Human Extinction: ETA*?
It was one of those nights where you bum a ride home from a friend, swearing to immediately run up to bed upon reaching your apartment. Yet in finding yourself in such pleasant company and good conversation, you end up chatting in the car for 45 minutes with the engine on, parked, headlights blazing, not knowing, not knowing.
The conversation steered toward the question of mortality, as it always does when one was in such states of mind. The redhead complained of crappy keepsake gifts that had no use, as a prelude to the conversation.
"Wanna know what the crappiest gift in the world is?"
The blond and the brunette sat in silence.
"A stuffed animal. Can we talk about stuffed animals?" croaked the redhead.
"What about them?" asked the blond.
"Only that they aesthetically play into your emotions while simultaneously burdening you. It's kind of like getting a slobbering puppy. Sure the stuffed animal creates a warm and fuzzy feeling for the first 5 minutes because it's cute, but you also feel obligated to keep the thing. What do you do with it, put it on your bed? Gross. So then are you supposed to lock it in a closet or throw it away? But then you feel guilty. It's just a piece of crap in the end, taking up space."
"That's true" said the brunette. "They're useless in the end."
"I used to dread getting them as graduation and birthday gifts. They're so tacky. Not to mention their production is total waste of economical/ecological resources. Waste and want. That's all we do. Stuffed animals are so contemporary America" the redhead complained.
"Balls" the blond said plainly.
"Why are we so wasteful?" the redhead asked.
"Because we can be" said the brunette with a snicker.
"Fuck you" the blond snapped.
"Ok" replied the brunette.
"Fuck you" repeated the blond.
"How many more years you think we've got guys?" pondered the redhead.
"God I'm sure we'll have thousands of years to come," the blond assured, exasperated.
"No way, we've got a hundred tops," said the redhead skeptically.
"You think so?" the blond doubtfully replied.
"Sure I do."
"What do you think?" the blond asks, turning to the brunette.
"2012. The Mayans calendar knows all" the brunette said with full conviction, as the blond and redhead openly begin to laugh.
"So true. Those Mayans were crafty devils. They built temples by standing on each others shoulders, with their wits and brawn" the redhead mused.

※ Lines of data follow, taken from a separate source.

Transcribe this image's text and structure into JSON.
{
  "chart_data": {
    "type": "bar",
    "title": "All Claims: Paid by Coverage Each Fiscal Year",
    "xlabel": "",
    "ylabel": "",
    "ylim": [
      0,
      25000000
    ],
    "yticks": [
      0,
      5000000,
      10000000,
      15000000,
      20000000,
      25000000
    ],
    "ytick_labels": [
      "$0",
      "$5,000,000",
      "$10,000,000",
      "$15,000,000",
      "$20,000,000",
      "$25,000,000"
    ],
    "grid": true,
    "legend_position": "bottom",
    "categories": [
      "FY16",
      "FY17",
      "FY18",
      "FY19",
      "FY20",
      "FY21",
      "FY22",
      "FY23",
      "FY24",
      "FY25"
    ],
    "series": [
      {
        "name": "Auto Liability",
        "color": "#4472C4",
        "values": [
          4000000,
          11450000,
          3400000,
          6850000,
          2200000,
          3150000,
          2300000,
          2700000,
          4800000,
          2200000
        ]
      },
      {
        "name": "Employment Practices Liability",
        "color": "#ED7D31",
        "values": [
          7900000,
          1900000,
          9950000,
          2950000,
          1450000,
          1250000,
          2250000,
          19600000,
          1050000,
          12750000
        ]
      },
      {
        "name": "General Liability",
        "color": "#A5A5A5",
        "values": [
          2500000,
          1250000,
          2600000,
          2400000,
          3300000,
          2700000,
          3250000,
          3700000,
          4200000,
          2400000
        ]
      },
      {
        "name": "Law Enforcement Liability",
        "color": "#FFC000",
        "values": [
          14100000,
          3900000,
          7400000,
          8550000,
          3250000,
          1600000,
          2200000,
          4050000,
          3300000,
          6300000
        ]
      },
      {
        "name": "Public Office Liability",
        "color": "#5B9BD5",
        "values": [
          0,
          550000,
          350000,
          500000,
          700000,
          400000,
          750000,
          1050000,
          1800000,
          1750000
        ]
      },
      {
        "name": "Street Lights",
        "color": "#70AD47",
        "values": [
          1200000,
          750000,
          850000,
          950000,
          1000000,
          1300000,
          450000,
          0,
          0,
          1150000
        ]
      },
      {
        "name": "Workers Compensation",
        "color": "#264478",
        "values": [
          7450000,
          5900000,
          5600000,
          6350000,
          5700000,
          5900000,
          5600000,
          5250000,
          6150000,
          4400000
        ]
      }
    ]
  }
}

"That's what I'm saying" cooed the brunette. "We've got a year left. We should go drinking for six days straight before it hits. One final hurrah. Just sayin'..."
"Bar hopping" quipped the blond.
"I believe 'pub crawl' is the preferred nomenclature" retorted the redhead. "Are you seriously suggesting an apocalyptic pub crawl in light of the end of humanity?"
"Sure" said the brunette. "You should start a Facebook page. I would like it."
"Get out. And what do you suppose we call it, the 2012 Mayan Death Pub Crawl?" joked the redhead.
"Funny" said the blond.
"Honestly, what can we do to be more proactive about this problem?" moaned the redhead.
"Go make a Facebook page. That's what you can do to help. It's easy. It takes 20 minutes" replied the brunette shortly.
"Ok fine. I guess it's a cool idea. But if I do go through with sitting down and making this shit, are you really going to like it?" pleaded the redhead.
"Yeah I am" stated the brunette.
The brunette turned to the blond. "You'll like it too, won't you?"
"I guess" said the blond.
"But we aren't even Facebook friends" the redhead reminded the blond.
"We're not?" asked the blond, knowing they weren't.
"I'll suggest this one to 'like' it after I 'like' it" promised the brunette, nodding at the blond. "Now go forth and create that page. I'll be up for another hour or so, I expect to see results tonight."
"Don't get too excited. It likely won't happen tonight" the redhead muttered while opening the car door. "Night all."
With that the redhead shut the car door and headed upstairs to look for pictures suitable enough to represent a movement of people who stood for one thing: the hedonistic final throws of a generation who likely brought down their existence because they fashioned themselves into wasteful proponents of a hedonistic lifestyle. The spiral ensues.